Coconut oil can be substituted for vegetable oil in your everyday cooking. Start by trying this African Curried Coconut Soup. It’s delicious. Note: this recipe calls for cooked brown rice. Here is a primer for cooking gluten-free grains including brown rice, wild rice, quinoa, kasha, and polenta.
Another favorite immunity booster is garlic. It has exceptional anti-fungal and anti-viral properties. Also high on my list are sweet potatoes (for Vitamin A); salmon, tuna, flax oil (for omega-3 fatty acids); yogurt (for live cultures); and, oysters, beef, pork, poultry, milk (for protein and zinc). Of course, it’s important to eat a variety of fruits and vegetables.

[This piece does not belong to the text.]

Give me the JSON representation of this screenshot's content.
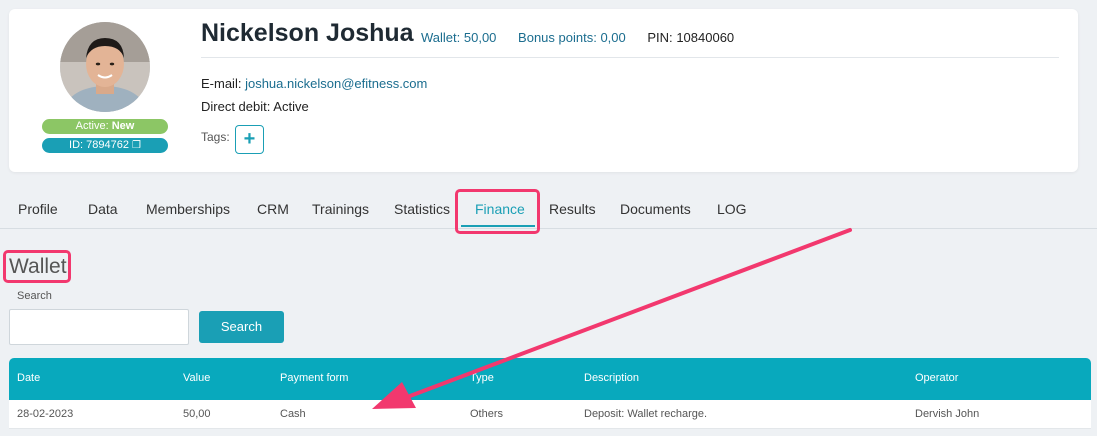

I find it harder to do this time of year, but consider it a challenge well worth the effort.
By the way, “experts” also agree that there are certain foods that sabotage our immune systems including alcohol, sugar, and unhealthy fats. No surprises there. As always, all things in moderation – and good health!
The African Curried Coconut Soup was great–starting with the hints wafting through the house, to tiny amount of left-over we put away to the immediate plans to make it for an honored guest coming soon. Great textures, great mysterious combination of flavors, great to look at in the pot and in the overflowing soup bowls!!!
I am so glad you liked it!
I’m intrigued to hear that you give the thumbs-up to coconut oil. Living in the Philippines, where coconuts are plentiful, I’ve read a lot of the “hype” about the health benefits of coconut oil, as well as the counter-arguments about its fat content/type. How much coconut oil do you think is a good amount to include in a healthy diet?
My point is simply that all saturated fats are not created equal. Coconut oil has beneficial qualities and it’s a valuable fat to add to your diet in small quantities. How much to add to your diet? Well, I’ll save that one for the dieticians. In the meantime, I enjoy it as a substitute for canola oil or in solid form as a substitute for shortening.
Hi there, interesting website, just a quick question, what comment blocker software you use for comments because I get lots on my website.
Hi there. I don’t block any comments. They come to me via my blog platform, WordPress.